Qu’est-ce que la vieillesse ? Existe-t-il des modifications psychologiques ? Qu’en est-il de l’estime de soi ? Le réseau social améliore-t-il les fonctions cognitives des seniors ? Autant de questions abordées dans l’interview de Mme Claudia Leuly-Joncart, neuropsychologue réalisée par Dr Carolle Chatot-Henry, gériatre.
Parler de la vieillesse n’est pas toujours évident, définir cette période de vie l’est encore moins. La vieillesse, en elle-même, est du réel qui fait effet, dans le rapport à ce qu’il fut, à ce qu’il est, à ce qu’il sera. Tout un chacun est confronté à des interrogations relatives à son identité qui vacille.
A quel moment je peux parler de la vieillesse ?
Je dirais qu’il n’est pas possible de définir le moment du passage dans la vieillesse, les seuls critères dont nous disposons sont des critères physiologiques. En effet, ce sont les défaillances physiologiques qui imposent à la conscience de la personne le sentiment de ses limites et lui rappellent la loi irréversible de l’évolution.
Ce sont d’abord les organes qui vieillissent, l’apparence physique qui change, les déficits fonctionnels qui s’imposent, l’état de santé qui se modifie.
Il est difficile de fixer le moment de la vieillesse, d’une façon générale la problématique de l’évolution est différente pour chacun…
Les variables biologiques, les métabolismes individuels, les modes de vie etc. sont en cause. On a « l’âge de ses artères », disent les uns, peut-être que l’on à « l’âge de son désir ».

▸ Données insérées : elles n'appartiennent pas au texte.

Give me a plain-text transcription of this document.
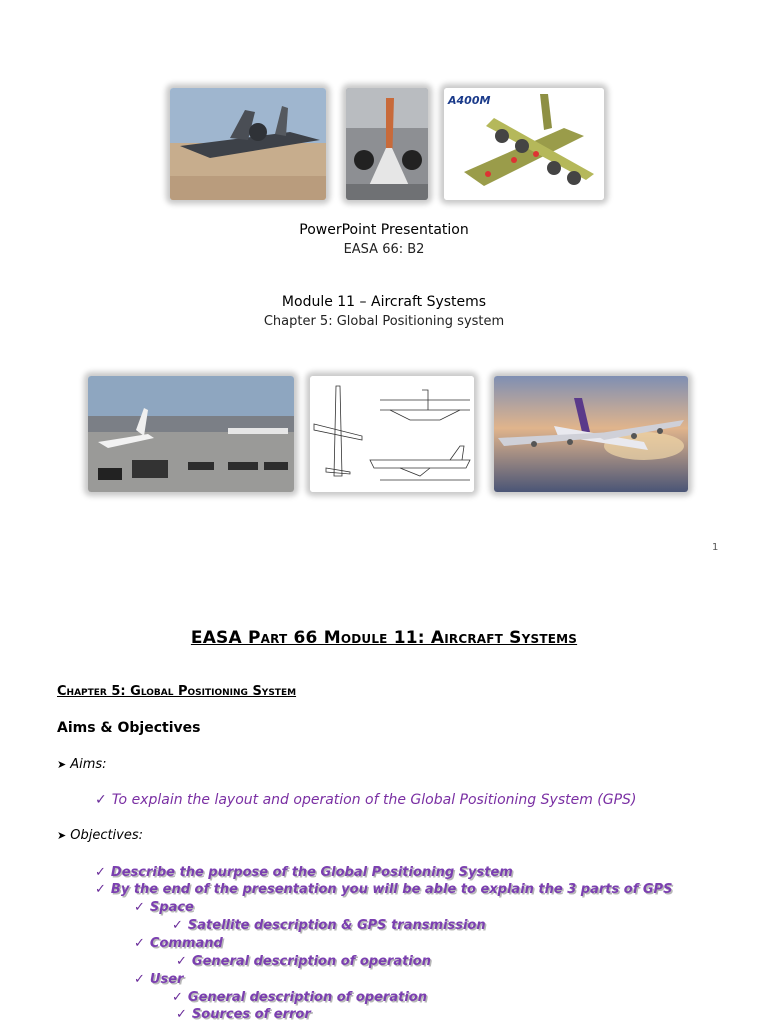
A400M
PowerPoint Presentation
EASA 66: B2
Module 11 – Aircraft Systems
Chapter 5: Global Positioning system
1
EASA Part 66 Module 11: Aircraft Systems
Chapter 5: Global Positioning System
Aims & Objectives
➤ Aims:
✓ To explain the layout and operation of the Global Positioning System (GPS)
➤ Objectives:
✓ Describe the purpose of the Global Positioning System
✓ By the end of the presentation you will be able to explain the 3 parts of GPS
✓ Space
✓ Satellite description & GPS transmission
✓ Command
✓ General description of operation
✓ User
✓ General description of operation
✓ Sources of error
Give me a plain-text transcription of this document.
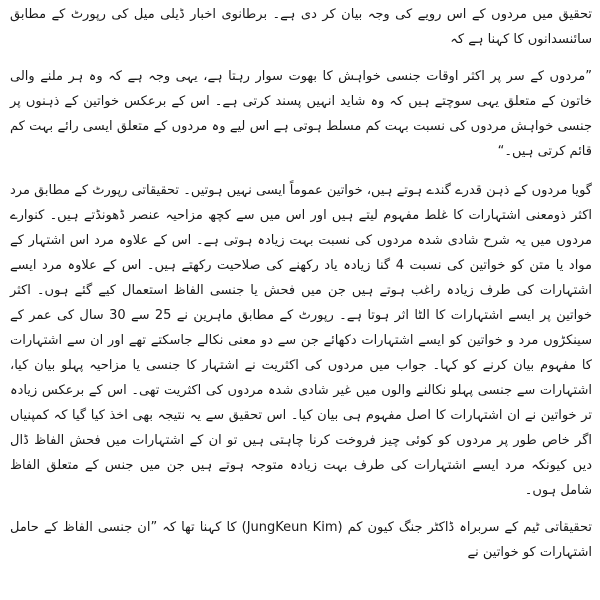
تحقیق میں مردوں کے اس رویے کی وجہ بیان کر دی ہے۔ برطانوی اخبار ڈیلی میل کی رپورٹ کے مطابق سائنسدانوں کا کہنا ہے کہ

”مردوں کے سر پر اکثر اوقات جنسی خواہش کا بھوت سوار رہتا ہے، یہی وجہ ہے کہ وہ ہر ملنے والی خاتون کے متعلق یہی سوچتے ہیں کہ وہ شاید انہیں پسند کرتی ہے۔ اس کے برعکس خواتین کے ذہنوں پر جنسی خواہش مردوں کی نسبت بہت کم مسلط ہوتی ہے اس لیے وہ مردوں کے متعلق ایسی رائے بہت کم قائم کرتی ہیں۔“

گویا مردوں کے ذہن قدرے گندے ہوتے ہیں، خواتین عموماً ایسی نہیں ہوتیں۔ تحقیقاتی رپورٹ کے مطابق مرد اکثر ذومعنی اشتہارات کا غلط مفہوم لیتے ہیں اور اس میں سے کچھ مزاحیہ عنصر ڈھونڈتے ہیں۔ کنوارے مردوں میں یہ شرح شادی شدہ مردوں کی نسبت بہت زیادہ ہوتی ہے۔ اس کے علاوہ مرد اس اشتہار کے مواد یا متن کو خواتین کی نسبت 4 گنا زیادہ یاد رکھنے کی صلاحیت رکھتے ہیں۔ اس کے علاوہ مرد ایسے اشتہارات کی طرف زیادہ راغب ہوتے ہیں جن میں فحش یا جنسی الفاظ استعمال کیے گئے ہوں۔ اکثر خواتین پر ایسے اشتہارات کا الٹا اثر ہوتا ہے۔ رپورٹ کے مطابق ماہرین نے 25 سے 30 سال کی عمر کے سینکڑوں مرد و خواتین کو ایسے اشتہارات دکھائے جن سے دو معنی نکالے جاسکتے تھے اور ان سے اشتہارات کا مفہوم بیان کرنے کو کہا۔ جواب میں مردوں کی اکثریت نے اشتہار کا جنسی یا مزاحیہ پہلو بیان کیا، اشتہارات سے جنسی پہلو نکالنے والوں میں غیر شادی شدہ مردوں کی اکثریت تھی۔ اس کے برعکس زیادہ تر خواتین نے ان اشتہارات کا اصل مفہوم ہی بیان کیا۔ اس تحقیق سے یہ نتیجہ بھی اخذ کیا گیا کہ کمپنیاں اگر خاص طور پر مردوں کو کوئی چیز فروخت کرنا چاہتی ہیں تو ان کے اشتہارات میں فحش الفاظ ڈال دیں کیونکہ مرد ایسے اشتہارات کی طرف بہت زیادہ متوجہ ہوتے ہیں جن میں جنس کے متعلق الفاظ شامل ہوں۔

تحقیقاتی ٹیم کے سربراہ ڈاکٹر جنگ کیون کم (JungKeun Kim) کا کہنا تھا کہ ”ان جنسی الفاظ کے حامل اشتہارات کو خواتین نے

La vieillesse est vécue comme une épreuve. Dans un premier temps, c’est celle des autres et voici qu’à son tour la personne la rencontre à travers ce qui vient lui faire défaut. Cette rencontre est généralement difficile. Elle implique l’entrée dans une succession de difficultés plus ou moins intenses impliquant des crises que tout un chacun devra bien résoudre pour continuer à vivre, à exister.
Dans la vieillesse, il est plutôt question de pertes, il s’agit de faire le deuil de ce que l’on était, de nos compétences, de ce que l’on avait.
Il y a des personnes âgées qui réussissent mieux leur vieillesse que d’autres.
La vieillesse c’est quelque chose qui se prépare, qui s’organise pour mieux se vivre.
Avec le vieillissement existe-t-il des modifications psychologiques en rapport avec des modifications physiques ?
L’avancée en âge confronte la personne à des pertes répétées touchant à la fois le corps (séduction, capacités physiques, etc.), l’image de soi, la mort d’autrui (perte du conjoint, d’un ami, etc.), des fonctions cognitives (déclin mnésique, troubles attentionnels, etc.) et à sa propre mort.
Ce corps qui vieillit, ne vieillit pas silencieusement. Il modifie irrévocablement l’image de soi et l’image que l’on renvoie aux autres par les transformations extérieures liées au corps (rides, cheveux blancs, postures, etc.). Ces modifications corporelles participent à la prise de conscience de l’avancée en âge. Elles sont en règle générale vécues péjorativement et contribuent à la fragilisation de l’image de soi et à l’acceptation de ce que l’on devient, remettant en cause l’amour et l’investissement de soi.
Lorsqu’il fait souffrir, lorsqu’il défaille, lorsque le corps est malade, il s’apparente alors au corps déplaisir. Ce vécu est dépendant des stratégies d’adaptation ou mécanismes de défense que la personne est susceptible de mobiliser pour faire face aux aléas du vieillissement.
Au-delà de l’aspect physique et corporel, l’âge bouleverse également différentes fonctions cognitives. Il en résulte un ralentissement psychomoteur et une atteinte de différentes fonctions cognitives dont l’attention et la mémoire seraient les plus vulnérables. La prise de conscience d’une diminution de la vitesse et des habiletés idéomotrices implique un renoncement et un travail de deuil en regard des performances antérieures. Par ailleurs, le déclin mnésique confronte à la perte identitaire, à l’oubli de sa propre histoire et à l’angoisse d’être atteint d’une pathologie neurodégénérative.
On peut également dire qu’il en est de même du vieillissement des organes sensoriels et périphériques (baisse de l’audition, de la vue, etc.) qui participent aux difficultés d’adaptation à l’environnement et au retrait quant aux relations interpersonnelles, favorisant le repli sur soi et le sentiment de solitude.